Daniel Pipes’s own website at is a comprehensive collection of his commentaries, articles, reviews, audio, and blogs. He has a steady schedule of speaking dates on campuses, commentary in the media, and he writes regular columns for such newspapers as The Washington Times, National Review Online, and Jerusalem Post.


Pipes became prominent for his extreme pro-Israel, anti-Muslim positions after the destruction of the World Trade Center on September 11, 2001. Campus Watch was set up not long after this event, and it attracted enough attention in 2003 that the House of Representatives passed HR 3077, a bill that would have established an advisory board to “‘study, monitor, appraise, and evaluate’ university area studies programs.” The bill did not pass in the Senate, but the attempts to stifle debate on Israel, Palestine, and Islamic terrorism created a chilling atmosphere that remains in place on many campuses. The same year, Pipes was nominated by then-President George W. Bush to a four-year term on the largely ceremonial Board of Directors of the U.S. Institute of Peace. However, the nomination was met with forceful opposition from a broad range of voices that included Democratic senators, American Muslims and Arabs, liberal Jews, and significant members of the academic community. The Bush administration sidestepped the controversy by naming him with a recess appointment.
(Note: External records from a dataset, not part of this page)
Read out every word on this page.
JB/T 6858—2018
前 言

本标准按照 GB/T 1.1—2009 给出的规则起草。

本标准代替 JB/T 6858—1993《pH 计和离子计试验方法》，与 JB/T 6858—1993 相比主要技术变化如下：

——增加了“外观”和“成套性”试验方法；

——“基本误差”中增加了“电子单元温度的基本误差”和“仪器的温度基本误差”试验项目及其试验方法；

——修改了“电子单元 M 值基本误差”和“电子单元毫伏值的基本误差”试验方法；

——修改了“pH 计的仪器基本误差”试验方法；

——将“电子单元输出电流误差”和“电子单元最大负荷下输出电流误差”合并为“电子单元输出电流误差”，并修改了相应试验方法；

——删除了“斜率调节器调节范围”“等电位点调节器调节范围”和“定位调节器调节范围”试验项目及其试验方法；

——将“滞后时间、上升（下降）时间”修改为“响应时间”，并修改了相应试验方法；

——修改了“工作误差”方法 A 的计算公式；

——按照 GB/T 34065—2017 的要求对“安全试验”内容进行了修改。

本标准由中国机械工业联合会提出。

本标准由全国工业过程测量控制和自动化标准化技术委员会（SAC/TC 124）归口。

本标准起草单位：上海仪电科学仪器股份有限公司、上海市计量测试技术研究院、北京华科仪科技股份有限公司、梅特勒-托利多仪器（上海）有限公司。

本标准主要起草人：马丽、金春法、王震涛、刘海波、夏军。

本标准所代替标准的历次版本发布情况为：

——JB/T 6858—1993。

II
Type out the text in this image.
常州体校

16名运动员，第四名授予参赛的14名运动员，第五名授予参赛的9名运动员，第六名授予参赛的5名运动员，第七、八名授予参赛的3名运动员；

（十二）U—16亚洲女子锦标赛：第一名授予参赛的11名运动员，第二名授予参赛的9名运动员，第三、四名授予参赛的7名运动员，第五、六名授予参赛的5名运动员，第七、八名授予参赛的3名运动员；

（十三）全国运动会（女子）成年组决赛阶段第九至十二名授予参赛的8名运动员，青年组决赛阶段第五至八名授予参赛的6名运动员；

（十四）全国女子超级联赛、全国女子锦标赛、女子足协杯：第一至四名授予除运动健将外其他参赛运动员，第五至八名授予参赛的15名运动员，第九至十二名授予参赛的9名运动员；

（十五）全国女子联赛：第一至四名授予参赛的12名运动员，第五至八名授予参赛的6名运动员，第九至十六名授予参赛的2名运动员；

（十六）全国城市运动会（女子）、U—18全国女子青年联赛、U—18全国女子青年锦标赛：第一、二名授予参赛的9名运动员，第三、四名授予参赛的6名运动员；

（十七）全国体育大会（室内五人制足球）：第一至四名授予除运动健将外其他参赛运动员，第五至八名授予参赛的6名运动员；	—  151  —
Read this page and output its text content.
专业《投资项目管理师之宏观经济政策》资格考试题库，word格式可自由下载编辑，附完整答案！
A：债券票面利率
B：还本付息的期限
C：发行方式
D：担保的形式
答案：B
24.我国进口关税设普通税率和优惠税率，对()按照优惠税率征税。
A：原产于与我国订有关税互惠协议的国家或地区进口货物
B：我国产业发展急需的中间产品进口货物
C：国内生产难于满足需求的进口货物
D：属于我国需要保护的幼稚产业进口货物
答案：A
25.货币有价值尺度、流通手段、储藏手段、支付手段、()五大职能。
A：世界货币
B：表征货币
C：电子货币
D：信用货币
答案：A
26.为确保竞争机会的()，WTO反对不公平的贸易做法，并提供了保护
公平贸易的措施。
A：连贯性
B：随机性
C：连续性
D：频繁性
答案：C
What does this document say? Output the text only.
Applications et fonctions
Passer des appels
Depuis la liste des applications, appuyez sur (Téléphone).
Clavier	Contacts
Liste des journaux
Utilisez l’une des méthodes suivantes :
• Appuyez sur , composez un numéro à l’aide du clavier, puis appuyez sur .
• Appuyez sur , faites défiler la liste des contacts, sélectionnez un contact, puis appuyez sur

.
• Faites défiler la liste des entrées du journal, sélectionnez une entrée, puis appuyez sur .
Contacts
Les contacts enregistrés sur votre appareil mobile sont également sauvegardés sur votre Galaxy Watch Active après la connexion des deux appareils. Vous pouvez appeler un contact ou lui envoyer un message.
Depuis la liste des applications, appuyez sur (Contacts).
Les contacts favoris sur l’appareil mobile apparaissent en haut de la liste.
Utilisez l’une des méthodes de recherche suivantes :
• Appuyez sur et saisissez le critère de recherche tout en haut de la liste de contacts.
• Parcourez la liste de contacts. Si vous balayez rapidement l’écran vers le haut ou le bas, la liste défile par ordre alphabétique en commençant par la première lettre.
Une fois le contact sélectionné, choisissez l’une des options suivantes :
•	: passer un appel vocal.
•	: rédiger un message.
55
In keeping with his position that even moderate and legal Muslim institutions constitute a threat to the United States, in 2007-08 Pipes was a vocal critic of the proposed Khalil Gibran International Academy in Brooklyn, the first public school “dedicated to the study of the Arabic language and culture and open to students of all racial and ethnic backgrounds.” He spoke out against Debbie Almontaser, an Arab-American woman who was the school’s founder and would-be principal, calling her a “jihadist,” and she was eventually removed and replaced with a Jewish woman who does not speak Arabic.

Similarly, in 2010 he declared that Cordoba House (Park51), the Islamic community center proposed to be built in Lower Manhattan, “carries the unmistakable odor of Islamic triumphalism,” and maintained that the Center should be barred from opening because it “will spread Islamist ideology.”


Pipes has been a central figure in the ongoing accusation that President Obama is a secret Muslim. In December 2007, at the very start of Obama’s campaign to become the Democratic Presidential nominee, Pipes published a piece in David Horowitz’s conservative FrontPage Magazine called “Obama and Islam.” In it he strongly hinted that Obama is a Muslim because he “was born a Muslim to a non-practicing Muslim father and for some years had a reasonably Muslim upbringing under the auspices of his Indonesian step-father.”

This premise was expanded in a second article, “Barack Obama’s Muslim Childhood” and has since been picked up by a broad group of anti-Obama activists. Pipes himself continues to promote this position, and as recently as September 2010 he implied that Mr. Obama was, in effect, enforcing aspects of Islamic law in “a precedent that could lead to other forms of compulsory Shariah compliance” because Obama spoke against the public burning of Qurans threatened by a Christian fundamentalist pastor.


Pipes remains an active campus speaker and popular conservative pundit on cable news programs and other media. However, an August 2010 interview in the Washington Post identified Pipes as a “controversial Islam scholar (who) says he’s now in the middle.” There, Pipes himself stated he has fallen off the radar because of more strident anti-Islam bloggers and activists such as Pamela Geller and Newt Gingrich, and he seems willing to appear slightly less hardline in the company of these newer high-profile Islamophobes by drawing the distinction that “we understand the nature of the problem differently.”